The campaign was planned and booked by Mindshare and Kinetic and ran on bus shelter LD6s, rail D6s and London Underground XTPs from Tuesday 25th to Friday 28th of March.

The Happiest Mother’s Day Card is a campaign devised by Proximity London, who have brought together talented artist Lizzie Mary Cullen with cutting edge technology from Grand Visual to create a real time giant Mother’s Day card for Oxfam.

Launching today at Westfield London, the artist’s giant canvas is divided up into lots of little squares which members of the public can go online and dedicate to their mum at happiestmothersdaycard.org. The artist then paints within that square, so the more people that take part and celebrate their mum, the more the card design will grow and blossom.
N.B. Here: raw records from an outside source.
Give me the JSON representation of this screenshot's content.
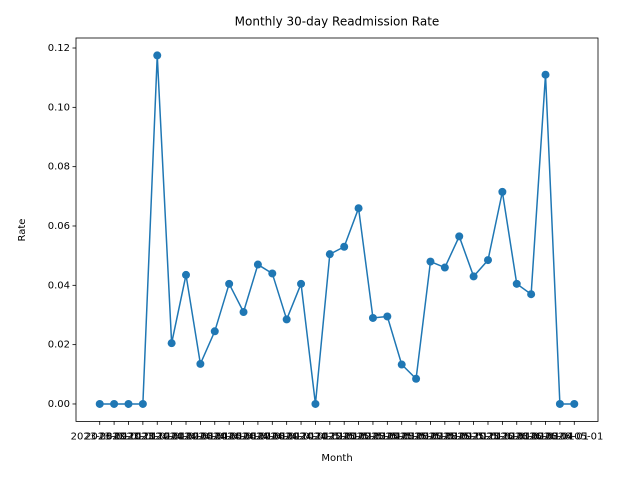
{
  "chart_data": {
    "type": "line",
    "title": "Monthly 30-day Readmission Rate",
    "x_label": "Month",
    "y_label": "Rate",
    "categories": [
      "2023-08-01",
      "2023-09-01",
      "2023-10-01",
      "2023-11-01",
      "2023-12-01",
      "2024-01-01",
      "2024-02-01",
      "2024-03-01",
      "2024-04-01",
      "2024-05-01",
      "2024-06-01",
      "2024-07-01",
      "2024-08-01",
      "2024-09-01",
      "2024-10-01",
      "2024-11-01",
      "2024-12-01",
      "2025-01-01",
      "2025-02-01",
      "2025-03-01",
      "2025-04-01",
      "2025-05-01",
      "2025-06-01",
      "2025-07-01",
      "2025-08-01",
      "2025-09-01",
      "2025-10-01",
      "2025-11-01",
      "2025-12-01",
      "2026-01-01",
      "2026-02-01",
      "2026-03-01",
      "2026-04-01",
      "2026-05-01"
    ],
    "series": [
      {
        "name": "Rate",
        "color": "#1f77b4",
        "values": [
          0,
          0,
          0,
          0,
          0.1175,
          0.0205,
          0.0435,
          0.0135,
          0.0245,
          0.0405,
          0.031,
          0.047,
          0.044,
          0.0285,
          0.0405,
          0,
          0.0505,
          0.053,
          0.066,
          0.029,
          0.0295,
          0.0133,
          0.0085,
          0.048,
          0.046,
          0.0565,
          0.043,
          0.0485,
          0.0715,
          0.0405,
          0.037,
          0.111,
          0,
          0
        ]
      }
    ],
    "ylim": [
      -0.005875,
      0.123375
    ],
    "yticks": [
      {
        "value": 0,
        "label": "0.00"
      },
      {
        "value": 0.02,
        "label": "0.02"
      },
      {
        "value": 0.04,
        "label": "0.04"
      },
      {
        "value": 0.06,
        "label": "0.06"
      },
      {
        "value": 0.08,
        "label": "0.08"
      },
      {
        "value": 0.1,
        "label": "0.10"
      },
      {
        "value": 0.12,
        "label": "0.12"
      }
    ],
    "grid": false
  }
}
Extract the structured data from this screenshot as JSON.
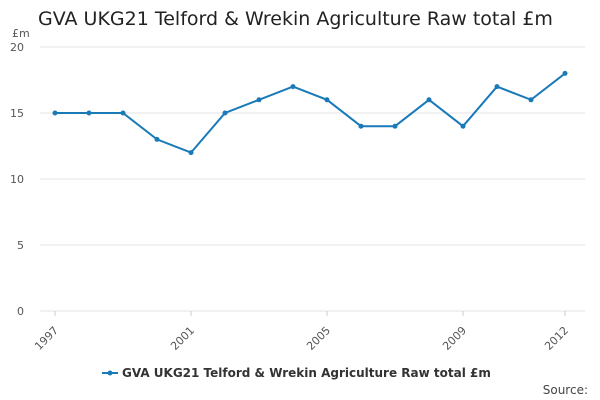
{
  "chart_data": {
    "type": "line",
    "title": "GVA UKG21 Telford & Wrekin Agriculture Raw total £m",
    "y_label": "£m",
    "source_label": "Source:",
    "x": [
      1997,
      1998,
      1999,
      2000,
      2001,
      2002,
      2003,
      2004,
      2005,
      2006,
      2007,
      2008,
      2009,
      2010,
      2011,
      2012
    ],
    "series": [
      {
        "name": "GVA UKG21 Telford & Wrekin Agriculture Raw total £m",
        "color": "#1a7ab8",
        "values": [
          15,
          15,
          15,
          13,
          12,
          15,
          16,
          17,
          16,
          14,
          14,
          16,
          14,
          17,
          16,
          18
        ]
      }
    ],
    "xlim": [
      1997,
      2012
    ],
    "xticks": [
      1997,
      2001,
      2005,
      2009,
      2012
    ],
    "ylim": [
      0,
      20
    ],
    "yticks": [
      0,
      5,
      10,
      15,
      20
    ],
    "grid": true,
    "legend": "bottom"
  }
}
This mass audience fundraiser aims to raise £10 million to help mothers worldwide lift themselves and their families out of poverty for good. At the end of the event, the artwork will be turned into a giant Mother’s Day card, hopefully breaking the world record for most contributions to a greetings card. The attempt has been officially approved by Guinness World Records with the current record standing at 5,339 contributions.

Grand Visual provided the creative technology solution, which integrated the hardware set up with the online build. A robotic panhead camera was used to capture the artist’s physical canvas and this was then overlaid with a digital grid system linked directly to the website and also projected back onto the canvas. As the online dedications grow, so too does the size and breadth of the artist’s grid projection in real-time – ensuring the digital and real world elements are perfectly synched.